Final answer:
To calculate the entropy of mixing air from pure gases using ideal gas behavior, various thermodynamic formulas are applied, such as Gibbs free energy, Boltzmann entropy, Helmholtz free energy, and noting that the enthalpy change for ideal gases during mixing is typically zero. Quantitative calculations would require details on the composition of air and the conditions of temperature and pressure at which mixing occurs. option d ids correct
Step-by-step explanation:
option d ids correct The calculation of entropy of mixing when air is prepared from the pure gases assuming ideal gas behavior involves understanding several concepts in thermodynamics:
- The Gibbs free energy (G) change for an ideal mixture can be calculated using the formula ΔG = ΔH - TΔS, where ΔH is the enthalpy change, T is the temperature in Kelvins, and ΔS is the entropy change.
- The Boltzmann entropy formula S = k ln W can be used to calculate the entropy based on the number of ways W that the particles can be arranged.

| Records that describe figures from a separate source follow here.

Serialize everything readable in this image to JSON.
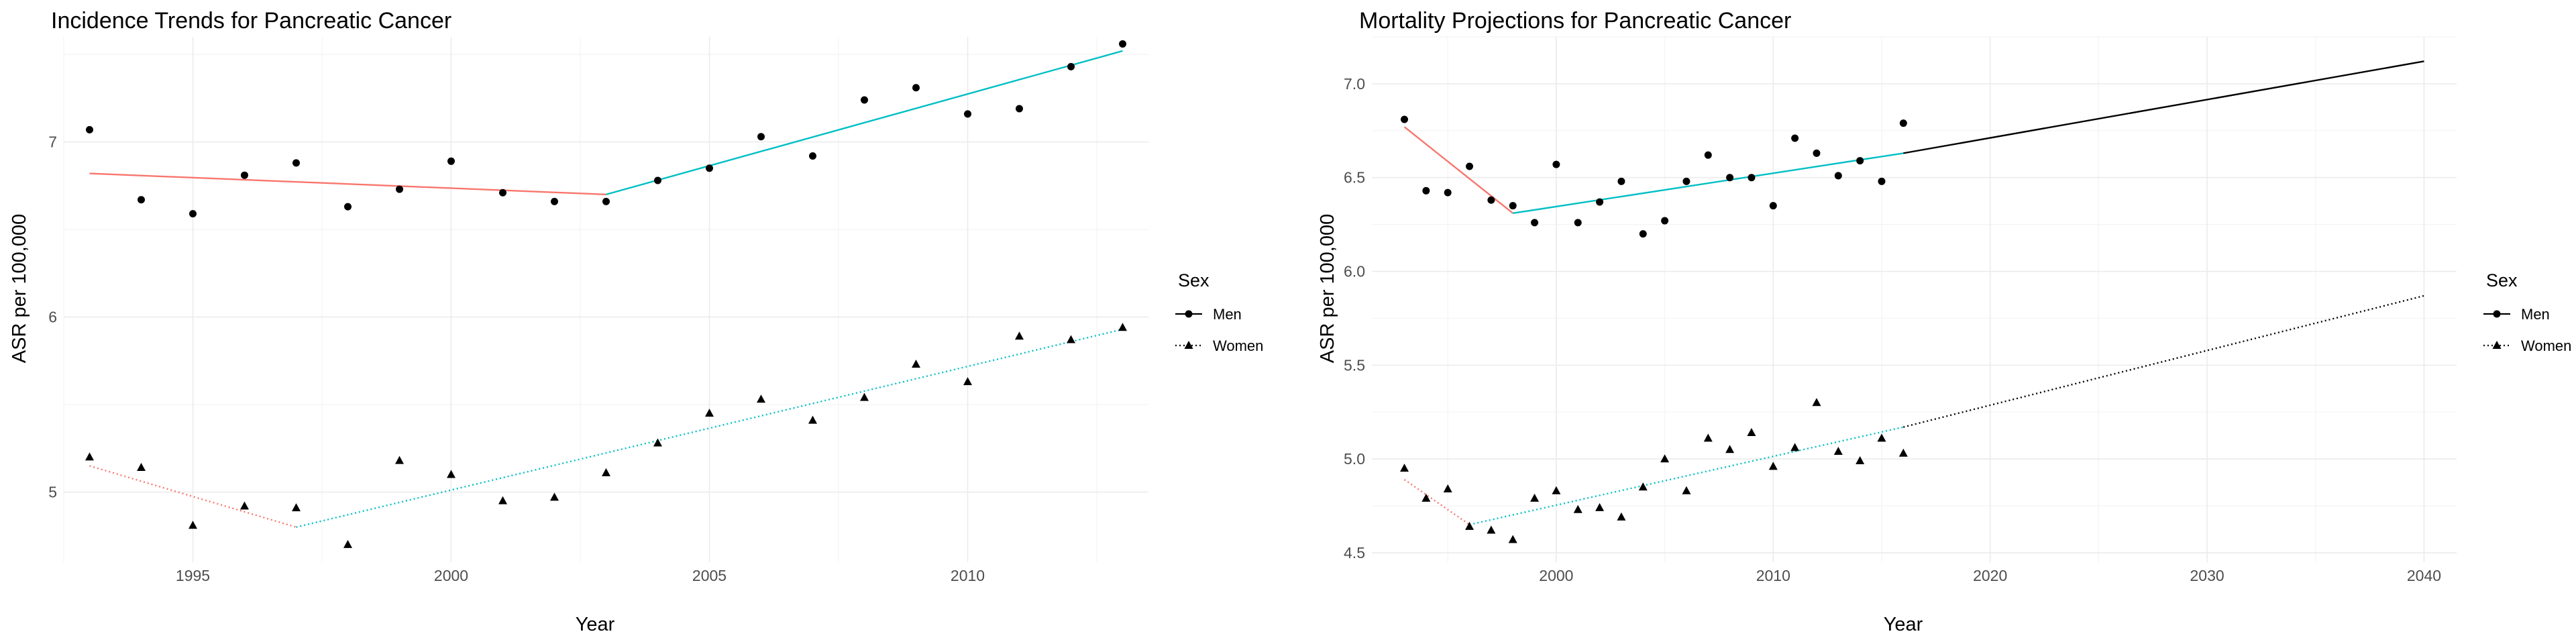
{
  "charts": [
    {
      "title": "Incidence Trends for Pancreatic Cancer",
      "xlabel": "Year",
      "ylabel": "ASR per 100,000",
      "xlim": [
        1992.5,
        2013.5
      ],
      "ylim": [
        4.6,
        7.6
      ],
      "xticks": [
        1995,
        2000,
        2005,
        2010
      ],
      "yticks": [
        5,
        6,
        7
      ],
      "legend_title": "Sex",
      "legend": [
        {
          "key": "men",
          "label": "Men"
        },
        {
          "key": "women",
          "label": "Women"
        }
      ]
    },
    {
      "title": "Mortality Projections for Pancreatic Cancer",
      "xlabel": "Year",
      "ylabel": "ASR per 100,000",
      "xlim": [
        1991.5,
        2041.5
      ],
      "ylim": [
        4.45,
        7.25
      ],
      "xticks": [
        2000,
        2010,
        2020,
        2030,
        2040
      ],
      "yticks": [
        4.5,
        5.0,
        5.5,
        6.0,
        6.5,
        7.0
      ],
      "legend_title": "Sex",
      "legend": [
        {
          "key": "men",
          "label": "Men"
        },
        {
          "key": "women",
          "label": "Women"
        }
      ]
    }
  ],
  "chart_data": [
    {
      "type": "scatter",
      "title": "Incidence Trends for Pancreatic Cancer",
      "xlabel": "Year",
      "ylabel": "ASR per 100,000",
      "legend_title": "Sex",
      "xlim": [
        1992.5,
        2013.5
      ],
      "ylim": [
        4.6,
        7.6
      ],
      "series": [
        {
          "name": "Men",
          "marker": "circle",
          "x": [
            1993,
            1994,
            1995,
            1996,
            1997,
            1998,
            1999,
            2000,
            2001,
            2002,
            2003,
            2004,
            2005,
            2006,
            2007,
            2008,
            2009,
            2010,
            2011,
            2012,
            2013
          ],
          "y": [
            7.07,
            6.67,
            6.59,
            6.81,
            6.88,
            6.63,
            6.73,
            6.89,
            6.71,
            6.66,
            6.66,
            6.78,
            6.85,
            7.03,
            6.92,
            7.24,
            7.31,
            7.16,
            7.19,
            7.43,
            7.56
          ],
          "trend_segments": [
            {
              "x": [
                1993,
                2003
              ],
              "y": [
                6.82,
                6.7
              ],
              "color": "#F8766D",
              "dash": "solid"
            },
            {
              "x": [
                2003,
                2013
              ],
              "y": [
                6.7,
                7.52
              ],
              "color": "#00BFC4",
              "dash": "solid"
            }
          ]
        },
        {
          "name": "Women",
          "marker": "triangle",
          "x": [
            1993,
            1994,
            1995,
            1996,
            1997,
            1998,
            1999,
            2000,
            2001,
            2002,
            2003,
            2004,
            2005,
            2006,
            2007,
            2008,
            2009,
            2010,
            2011,
            2012,
            2013
          ],
          "y": [
            5.2,
            5.14,
            4.81,
            4.92,
            4.91,
            4.7,
            5.18,
            5.1,
            4.95,
            4.97,
            5.11,
            5.28,
            5.45,
            5.53,
            5.41,
            5.54,
            5.73,
            5.63,
            5.89,
            5.87,
            5.94
          ],
          "trend_segments": [
            {
              "x": [
                1993,
                1997
              ],
              "y": [
                5.15,
                4.8
              ],
              "color": "#F8766D",
              "dash": "dotted"
            },
            {
              "x": [
                1997,
                2013
              ],
              "y": [
                4.8,
                5.93
              ],
              "color": "#00BFC4",
              "dash": "dotted"
            }
          ]
        }
      ]
    },
    {
      "type": "scatter",
      "title": "Mortality Projections for Pancreatic Cancer",
      "xlabel": "Year",
      "ylabel": "ASR per 100,000",
      "legend_title": "Sex",
      "xlim": [
        1991.5,
        2041.5
      ],
      "ylim": [
        4.45,
        7.25
      ],
      "series": [
        {
          "name": "Men",
          "marker": "circle",
          "x": [
            1993,
            1994,
            1995,
            1996,
            1997,
            1998,
            1999,
            2000,
            2001,
            2002,
            2003,
            2004,
            2005,
            2006,
            2007,
            2008,
            2009,
            2010,
            2011,
            2012,
            2013,
            2014,
            2015,
            2016
          ],
          "y": [
            6.81,
            6.43,
            6.42,
            6.56,
            6.38,
            6.35,
            6.26,
            6.57,
            6.26,
            6.37,
            6.48,
            6.2,
            6.27,
            6.48,
            6.62,
            6.5,
            6.5,
            6.35,
            6.71,
            6.63,
            6.51,
            6.59,
            6.48,
            6.79
          ],
          "trend_segments": [
            {
              "x": [
                1993,
                1998
              ],
              "y": [
                6.77,
                6.31
              ],
              "color": "#F8766D",
              "dash": "solid"
            },
            {
              "x": [
                1998,
                2016
              ],
              "y": [
                6.31,
                6.63
              ],
              "color": "#00BFC4",
              "dash": "solid"
            },
            {
              "x": [
                2016,
                2040
              ],
              "y": [
                6.63,
                7.12
              ],
              "color": "#000000",
              "dash": "solid"
            }
          ]
        },
        {
          "name": "Women",
          "marker": "triangle",
          "x": [
            1993,
            1994,
            1995,
            1996,
            1997,
            1998,
            1999,
            2000,
            2001,
            2002,
            2003,
            2004,
            2005,
            2006,
            2007,
            2008,
            2009,
            2010,
            2011,
            2012,
            2013,
            2014,
            2015,
            2016
          ],
          "y": [
            4.95,
            4.79,
            4.84,
            4.64,
            4.62,
            4.57,
            4.79,
            4.83,
            4.73,
            4.74,
            4.69,
            4.85,
            5.0,
            4.83,
            5.11,
            5.05,
            5.14,
            4.96,
            5.06,
            5.3,
            5.04,
            4.99,
            5.11,
            5.03
          ],
          "trend_segments": [
            {
              "x": [
                1993,
                1996
              ],
              "y": [
                4.89,
                4.65
              ],
              "color": "#F8766D",
              "dash": "dotted"
            },
            {
              "x": [
                1996,
                2016
              ],
              "y": [
                4.65,
                5.17
              ],
              "color": "#00BFC4",
              "dash": "dotted"
            },
            {
              "x": [
                2016,
                2040
              ],
              "y": [
                5.17,
                5.87
              ],
              "color": "#000000",
              "dash": "dotted"
            }
          ]
        }
      ]
    }
  ]
}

- The Helmholtz free energy (A) is given by A = U - TS, where U is the internal energy, T is the temperature, and S is the entropy of the system.
- The enthalpy change (ΔH) for mixing ideal gases is typically zero because no heat is absorbed or released during the mixing of ideal gases at constant temperature and pressure.
For a quantitative answer, you would use the properties of the individual gases making up air, their molar fractions, and the temperature at which the mixing occurs to calculate the entropy of mixing. This would typically involve applying the formula for entropy of mixing for ideal gases: ΔS_mixing = -R Σ xi ln xi, where R is the gas constant and xi is the mole fraction of each gas.
In order to determine which substance has a higher entropy, we need to consider the temperature, pressure, and the number of gas molecules present.
a) 1 mol of He(g) at 10 K and 1 atm pressure has a lower entropy compared to 1 mol of He(g) at 250°C and 0.2 atm. This is because the higher temperature and lower pressure in the second scenario lead to a greater volume and more microstates, resulting in a higher entropy.
b) A mixture of 3 mol of H2(g) and 1 mol of N2(g) at 25°C and 1 atm has a higher entropy compared to 2 mol of NH3(g) at 25°C and 1 atm. This is because there are more molecules of gas present in the first scenario, leading to a higher entropy.